39. KECELAKAAN

781 76 2
                                    

"Gue pilih ...."

Awan dan Ethan menatap Rain dalam. Mereka seperti berada dalam sebuah perlombaan dan Rain seperti seorang juri yang sedang mengatakan apakah mereka akan lolos atau tidak ke babak selanjutnya. Keduanya sangat menantikan kata demi kata yang akan keluar dari bibir Rain.

"Gue pilih naik bus aja, deh," kata Rain enteng. Ia tidak mau memilih di antara mereka agar tidak ada salah satu pihak yang kecewa.

"Kalian pulang aja. Mau berdua juga nggak papa gue ikhlas." Rain terkekeh.

"Ogah," balas Awan dan Ethan bersamaan.

"Ih, kok samaan."

"Yaudah sana kalian pulang," lanjut Rain sambil mengusir mereka dengan gerakan tangan.

Dengan berat hati, kedua cowok itu meninggalkan Rain. Namun, sebelum benar-benar beranjak, dibalik helm full face-nya Ethan menghela napas panjang saat merasakan cairan kental berwarna merah mengalir dari hidungnya. Hampir setiap hari ia seperti ini. Apakah Ethan sanggup harus seperti ini terus menerus? Ayahnya pun sudah tidak peduli lagi dengannya. Ia pulang ke Indonesia secara diam-diam. Untungnya ia memiliki Tante yang baik di sini, yang mau sukarela membiayainya sekolah dan merahasiakan keberadaannya dari sang Ayah. Akan tetapi, ada satu hal yang tidak Ethan beritahukan pada Tantenya.

✥✾✥

Waktu sudah malam, tetapi tidak ada satupun keluarganya yang berada di rumah. Rain bertanya-tanya sendiri. Mereka ke mana? Kenapa di rumah hanya ada asisten rumah tangganya saja? Lalu Rain mengambil ponsel yang berada di dalam tas sekolahnya. Tadi ia lupa mengeluarkan benda pipih itu dari dalam tas.

Rain menghidupkan layar ponselnya. Beberapa detik kemudian, Rain sangat terkejut saat melihat begitu banyaknya panggilan telepon dari Papa dan Mamanya. Ia lupa jika ponselnya dalam  silent mode. Mendadak pikirannya jadi tidak enak. Ia segera menelepon ulang Mamanya. Namun, tidak diangkat. Kemudian ia menelepon Papanya. Berdering, lalu suara serak Papanya mulai terdengar dari seberang sana.

"Halo Rain. Kenapa baru sekarang kamu telepon balik? Kamu tidak membuka ponselmu?!"

"Maaf, Pa. Tadi ponsel Rain lagi dalam silent mode. Rain nggak tahu kalau Papa sama Mama telepon Rain. Papa sama Mama di mana?"

Rain semakin gelisah saat mendengar suara Papanya yang tidak ramah seperti biasanya. Sayup-sayup ia juga mendengar suara isak tangis Mamanya. Sebenarnya ada apa? Di mana mereka?

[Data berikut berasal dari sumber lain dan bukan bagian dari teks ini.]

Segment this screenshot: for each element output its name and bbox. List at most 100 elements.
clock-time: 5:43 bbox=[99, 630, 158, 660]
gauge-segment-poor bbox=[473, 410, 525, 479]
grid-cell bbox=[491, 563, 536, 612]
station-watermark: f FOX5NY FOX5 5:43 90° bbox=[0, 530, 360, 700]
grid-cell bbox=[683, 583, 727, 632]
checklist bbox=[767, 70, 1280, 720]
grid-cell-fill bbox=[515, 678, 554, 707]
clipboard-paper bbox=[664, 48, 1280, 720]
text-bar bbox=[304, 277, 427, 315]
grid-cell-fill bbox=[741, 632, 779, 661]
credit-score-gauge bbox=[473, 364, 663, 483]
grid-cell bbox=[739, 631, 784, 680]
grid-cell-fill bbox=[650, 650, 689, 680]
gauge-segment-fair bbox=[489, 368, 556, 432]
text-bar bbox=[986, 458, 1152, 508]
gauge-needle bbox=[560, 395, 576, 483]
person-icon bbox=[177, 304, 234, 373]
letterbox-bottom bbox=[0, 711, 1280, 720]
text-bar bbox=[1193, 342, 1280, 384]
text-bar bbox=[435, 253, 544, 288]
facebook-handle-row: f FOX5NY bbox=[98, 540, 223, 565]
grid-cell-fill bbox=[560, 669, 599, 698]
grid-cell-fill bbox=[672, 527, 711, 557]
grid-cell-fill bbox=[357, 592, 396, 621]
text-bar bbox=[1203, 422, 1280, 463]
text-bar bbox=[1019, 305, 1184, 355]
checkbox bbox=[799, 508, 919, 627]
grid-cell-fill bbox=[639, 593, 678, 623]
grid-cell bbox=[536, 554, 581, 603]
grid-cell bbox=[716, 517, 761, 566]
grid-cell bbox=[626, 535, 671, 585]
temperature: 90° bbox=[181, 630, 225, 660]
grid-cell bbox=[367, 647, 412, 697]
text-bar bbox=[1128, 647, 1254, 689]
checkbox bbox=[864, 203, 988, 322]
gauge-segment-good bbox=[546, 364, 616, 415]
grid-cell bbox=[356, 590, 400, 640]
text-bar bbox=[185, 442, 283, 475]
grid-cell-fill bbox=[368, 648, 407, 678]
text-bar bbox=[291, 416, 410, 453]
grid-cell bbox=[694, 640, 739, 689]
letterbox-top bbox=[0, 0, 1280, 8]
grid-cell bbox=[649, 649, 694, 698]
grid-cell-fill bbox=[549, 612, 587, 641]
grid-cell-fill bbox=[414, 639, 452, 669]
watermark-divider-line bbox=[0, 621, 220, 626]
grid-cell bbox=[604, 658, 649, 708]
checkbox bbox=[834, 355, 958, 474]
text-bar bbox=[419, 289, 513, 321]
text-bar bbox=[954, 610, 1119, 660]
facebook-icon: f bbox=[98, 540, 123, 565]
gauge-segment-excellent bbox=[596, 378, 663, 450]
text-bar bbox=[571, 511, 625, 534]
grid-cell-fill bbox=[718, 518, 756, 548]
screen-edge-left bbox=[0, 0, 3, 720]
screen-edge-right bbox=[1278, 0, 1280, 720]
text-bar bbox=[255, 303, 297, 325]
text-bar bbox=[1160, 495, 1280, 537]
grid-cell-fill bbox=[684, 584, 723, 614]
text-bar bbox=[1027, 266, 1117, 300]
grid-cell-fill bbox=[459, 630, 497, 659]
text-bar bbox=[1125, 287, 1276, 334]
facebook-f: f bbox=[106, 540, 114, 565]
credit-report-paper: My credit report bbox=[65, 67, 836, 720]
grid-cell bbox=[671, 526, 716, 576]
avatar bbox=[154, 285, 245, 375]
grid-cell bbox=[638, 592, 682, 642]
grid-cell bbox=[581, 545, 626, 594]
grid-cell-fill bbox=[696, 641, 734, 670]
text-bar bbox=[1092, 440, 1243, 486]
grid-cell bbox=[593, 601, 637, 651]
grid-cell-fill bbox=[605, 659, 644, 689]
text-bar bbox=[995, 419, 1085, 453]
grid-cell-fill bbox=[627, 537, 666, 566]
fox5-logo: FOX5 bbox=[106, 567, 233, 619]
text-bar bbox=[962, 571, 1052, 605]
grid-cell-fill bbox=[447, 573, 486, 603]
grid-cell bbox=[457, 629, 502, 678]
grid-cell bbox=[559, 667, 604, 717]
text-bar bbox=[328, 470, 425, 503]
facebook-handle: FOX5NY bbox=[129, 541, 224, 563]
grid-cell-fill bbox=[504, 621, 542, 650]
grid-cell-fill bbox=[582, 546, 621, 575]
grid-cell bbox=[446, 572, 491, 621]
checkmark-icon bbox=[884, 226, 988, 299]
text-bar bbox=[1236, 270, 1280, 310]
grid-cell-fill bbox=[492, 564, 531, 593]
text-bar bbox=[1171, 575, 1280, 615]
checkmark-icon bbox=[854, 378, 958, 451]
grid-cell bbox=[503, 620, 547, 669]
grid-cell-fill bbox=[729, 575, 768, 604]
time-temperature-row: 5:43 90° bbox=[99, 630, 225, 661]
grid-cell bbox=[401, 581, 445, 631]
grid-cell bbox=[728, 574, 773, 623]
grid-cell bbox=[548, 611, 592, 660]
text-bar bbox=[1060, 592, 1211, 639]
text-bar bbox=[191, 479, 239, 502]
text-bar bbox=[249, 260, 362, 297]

"Ke rumah sakit sekarang! Papa kirimin alamatnya!"

"S-siapa yang sakit, Pa?"

Kini Rain benar-benar cemas. Ia bergerak cepat mengambil hoodie dan tasnya lalu turun ke bawah sembari menempelkan ponselnya ditelinga.

"Kakek sama Nenek kecelakaan. Kondisi mereka kritis."

Setelahnya panggilan terputus secara sepihak. Tak lama kemudian, pesan masuk dari Raga menampilkan alamat sebuah rumah sakit. Dengan air mata yang sudah mulai mengalir, Rain keluar dari rumahnya dan segera bergegas menuju ke rumah sakit.

✥✾✥

Sesampainya di rumah sakit, Rain segera mencari Papa dan Mamanya. Tak butuh waktu lama untuk mencari mereka. Dengan berlari-lari kecil, Rain menghampiri Mamanya yang sedang menangis histeris dipelukan Raga.

"Ma? Pa?"

Sarah melihat Rain sebentar lalu memeluk erat putrinya. Rain semakin deras meneteskan air matanya saat Mamanya hanya diam dan terus menangis. Pikirannya menjuru ke hal-hal yang tidak diinginkannya.